不过天色不早了,可能没功夫去找郎中了。
她见萧横和气,就问他练武会不会抻到自己,伤到了一般会怎样治?
“抻到很正常,用药油推一推,揉开了,很快就好。”
听雪又问,“用什么药油呢,红花油行么,怎么揉呢?”
萧横想了想,“你是女子,不像军中操练得狠,一般伤不到筋骨,顶多拉伤皮肉。郎君那里有药,回头我给你要几瓶,厚厚抹上,用滚烫的帕子敷一敷,第二日就不疼了。”
反正他备着也不用,白放着也是放着。
听雪连忙道谢。
正房,隐章早就吃饱了。可萧彻虽吃得很慢,筷子却一直没停。隐章有些坐不住了,她第一百次后悔留了下来,当时就该坚持去厢房的。

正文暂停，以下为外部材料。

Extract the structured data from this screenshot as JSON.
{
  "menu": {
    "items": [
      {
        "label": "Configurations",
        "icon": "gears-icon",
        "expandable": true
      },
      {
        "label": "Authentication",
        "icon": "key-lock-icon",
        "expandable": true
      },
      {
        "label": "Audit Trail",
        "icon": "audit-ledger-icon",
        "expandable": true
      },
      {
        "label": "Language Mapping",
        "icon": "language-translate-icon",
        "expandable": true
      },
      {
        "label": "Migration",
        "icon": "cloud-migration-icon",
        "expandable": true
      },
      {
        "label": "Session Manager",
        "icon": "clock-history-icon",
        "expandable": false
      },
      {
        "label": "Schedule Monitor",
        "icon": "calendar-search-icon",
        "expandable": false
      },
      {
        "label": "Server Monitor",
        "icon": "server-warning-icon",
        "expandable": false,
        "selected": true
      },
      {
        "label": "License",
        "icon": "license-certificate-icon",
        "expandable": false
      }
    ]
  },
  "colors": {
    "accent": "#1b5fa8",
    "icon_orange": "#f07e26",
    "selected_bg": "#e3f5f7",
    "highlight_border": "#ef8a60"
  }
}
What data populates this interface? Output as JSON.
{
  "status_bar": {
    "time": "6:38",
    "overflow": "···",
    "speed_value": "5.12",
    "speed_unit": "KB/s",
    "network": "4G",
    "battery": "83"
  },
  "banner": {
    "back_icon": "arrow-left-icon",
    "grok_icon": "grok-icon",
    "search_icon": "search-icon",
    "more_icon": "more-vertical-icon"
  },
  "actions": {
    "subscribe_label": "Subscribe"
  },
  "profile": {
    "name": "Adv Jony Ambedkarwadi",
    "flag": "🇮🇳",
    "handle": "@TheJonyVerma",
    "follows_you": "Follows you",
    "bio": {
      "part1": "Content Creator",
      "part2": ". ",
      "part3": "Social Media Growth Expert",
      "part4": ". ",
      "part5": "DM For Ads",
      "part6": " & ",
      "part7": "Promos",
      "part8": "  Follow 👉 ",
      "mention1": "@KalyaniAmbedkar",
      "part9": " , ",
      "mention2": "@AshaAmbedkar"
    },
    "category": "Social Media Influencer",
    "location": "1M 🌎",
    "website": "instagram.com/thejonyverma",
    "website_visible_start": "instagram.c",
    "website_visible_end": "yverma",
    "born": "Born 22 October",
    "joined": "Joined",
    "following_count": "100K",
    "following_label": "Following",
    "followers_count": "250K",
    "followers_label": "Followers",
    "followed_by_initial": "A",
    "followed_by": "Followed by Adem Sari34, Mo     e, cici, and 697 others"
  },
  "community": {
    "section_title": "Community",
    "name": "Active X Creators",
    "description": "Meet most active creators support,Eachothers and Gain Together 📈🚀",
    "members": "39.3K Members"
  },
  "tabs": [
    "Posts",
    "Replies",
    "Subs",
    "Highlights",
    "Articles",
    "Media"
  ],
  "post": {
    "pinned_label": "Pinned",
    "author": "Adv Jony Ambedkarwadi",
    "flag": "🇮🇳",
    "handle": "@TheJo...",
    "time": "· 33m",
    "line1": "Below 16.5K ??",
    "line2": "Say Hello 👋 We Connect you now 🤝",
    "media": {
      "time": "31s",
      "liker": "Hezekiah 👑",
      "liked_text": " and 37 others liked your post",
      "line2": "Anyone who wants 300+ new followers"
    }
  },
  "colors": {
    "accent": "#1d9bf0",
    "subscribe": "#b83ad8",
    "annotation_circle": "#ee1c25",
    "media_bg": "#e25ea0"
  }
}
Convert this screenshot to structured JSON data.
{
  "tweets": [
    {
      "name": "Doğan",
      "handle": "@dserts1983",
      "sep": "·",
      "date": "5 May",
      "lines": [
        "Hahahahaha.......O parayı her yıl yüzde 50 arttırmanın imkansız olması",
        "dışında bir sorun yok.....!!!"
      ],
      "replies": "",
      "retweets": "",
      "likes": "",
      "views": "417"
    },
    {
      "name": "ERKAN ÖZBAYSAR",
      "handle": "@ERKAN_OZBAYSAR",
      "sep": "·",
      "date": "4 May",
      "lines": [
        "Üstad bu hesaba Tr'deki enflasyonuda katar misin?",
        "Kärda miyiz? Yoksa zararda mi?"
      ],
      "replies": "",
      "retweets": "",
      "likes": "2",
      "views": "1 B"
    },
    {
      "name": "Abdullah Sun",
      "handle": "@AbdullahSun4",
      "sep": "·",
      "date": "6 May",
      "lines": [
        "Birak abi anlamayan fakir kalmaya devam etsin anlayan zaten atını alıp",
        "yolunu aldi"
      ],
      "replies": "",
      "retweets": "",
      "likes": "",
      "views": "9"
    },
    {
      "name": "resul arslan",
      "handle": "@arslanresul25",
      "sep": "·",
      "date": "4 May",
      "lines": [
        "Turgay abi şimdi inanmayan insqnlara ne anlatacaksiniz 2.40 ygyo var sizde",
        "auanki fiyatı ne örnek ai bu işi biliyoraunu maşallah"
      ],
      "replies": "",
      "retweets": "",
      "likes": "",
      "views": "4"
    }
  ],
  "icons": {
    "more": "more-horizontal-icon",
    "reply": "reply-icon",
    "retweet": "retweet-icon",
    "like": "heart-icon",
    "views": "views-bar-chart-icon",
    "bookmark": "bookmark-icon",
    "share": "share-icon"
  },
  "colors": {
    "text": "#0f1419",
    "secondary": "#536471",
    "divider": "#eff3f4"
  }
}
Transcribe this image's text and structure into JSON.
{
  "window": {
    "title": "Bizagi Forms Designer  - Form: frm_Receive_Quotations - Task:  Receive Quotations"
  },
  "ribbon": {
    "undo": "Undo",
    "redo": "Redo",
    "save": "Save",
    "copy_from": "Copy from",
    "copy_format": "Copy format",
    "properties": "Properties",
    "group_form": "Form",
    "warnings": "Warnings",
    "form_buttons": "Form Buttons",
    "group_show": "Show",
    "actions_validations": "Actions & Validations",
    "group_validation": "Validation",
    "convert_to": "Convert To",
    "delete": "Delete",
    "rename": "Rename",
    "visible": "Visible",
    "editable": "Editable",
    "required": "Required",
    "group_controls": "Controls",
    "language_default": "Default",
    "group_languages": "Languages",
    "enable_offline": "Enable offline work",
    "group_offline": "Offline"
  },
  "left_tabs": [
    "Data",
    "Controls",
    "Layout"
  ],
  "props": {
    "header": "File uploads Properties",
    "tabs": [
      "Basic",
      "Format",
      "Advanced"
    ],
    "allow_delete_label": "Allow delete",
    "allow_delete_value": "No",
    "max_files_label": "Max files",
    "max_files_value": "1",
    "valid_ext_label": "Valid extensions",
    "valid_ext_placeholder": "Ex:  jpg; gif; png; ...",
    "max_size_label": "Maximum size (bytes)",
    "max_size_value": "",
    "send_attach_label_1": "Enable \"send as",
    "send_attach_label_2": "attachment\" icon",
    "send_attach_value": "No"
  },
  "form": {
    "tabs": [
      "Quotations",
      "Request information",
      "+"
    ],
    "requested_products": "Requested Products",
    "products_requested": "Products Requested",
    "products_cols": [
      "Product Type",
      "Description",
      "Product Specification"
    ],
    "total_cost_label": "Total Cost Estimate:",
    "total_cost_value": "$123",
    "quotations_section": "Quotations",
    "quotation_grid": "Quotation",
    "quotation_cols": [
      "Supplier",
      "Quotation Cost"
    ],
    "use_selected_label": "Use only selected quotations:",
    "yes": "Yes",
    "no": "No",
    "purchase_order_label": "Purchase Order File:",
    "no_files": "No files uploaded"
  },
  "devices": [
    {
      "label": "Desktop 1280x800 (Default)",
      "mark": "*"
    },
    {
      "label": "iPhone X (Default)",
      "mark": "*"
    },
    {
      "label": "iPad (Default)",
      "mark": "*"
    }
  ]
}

正坐立难安时,林原敲门进来,俯身贴在萧彻耳边说了几句什么。
萧彻眉心微拢,“知道了,备马。”
隐章眼神一亮,立马放下了筷子。
林原退下了。
门关上后,萧彻问道,“顾小姐用好了吗?”
“好了,郎君有事只管去忙。”
她答得飞快,声音雀跃,眼睛水亮。
她恨不得立刻就走。
萧彻眸色暗下去,深不见底。
他想到萧横的话。
覃兆丰亲了她,她没避开。
“顾小姐,”
他叫她,声音低得像是说给自己听的,“你唇上有酱汁。”
“什么?”
萧彻抬手在自己脸上比划了一下,“这里,有酱汁。”
隐章脸一热,抬手去擦,指尖却什么也没碰到。
萧彻走向她,慢慢抬起手,指腹落在她唇的另一侧,轻轻一蹭,“是这里。”
“我指错地方了,抱歉。”
“多谢郎君。”
隐章手指轻轻攥住了袖口,又悄悄松开,呼吸短了一拍,她向他行礼,“今日多谢郎君款待,告辞。”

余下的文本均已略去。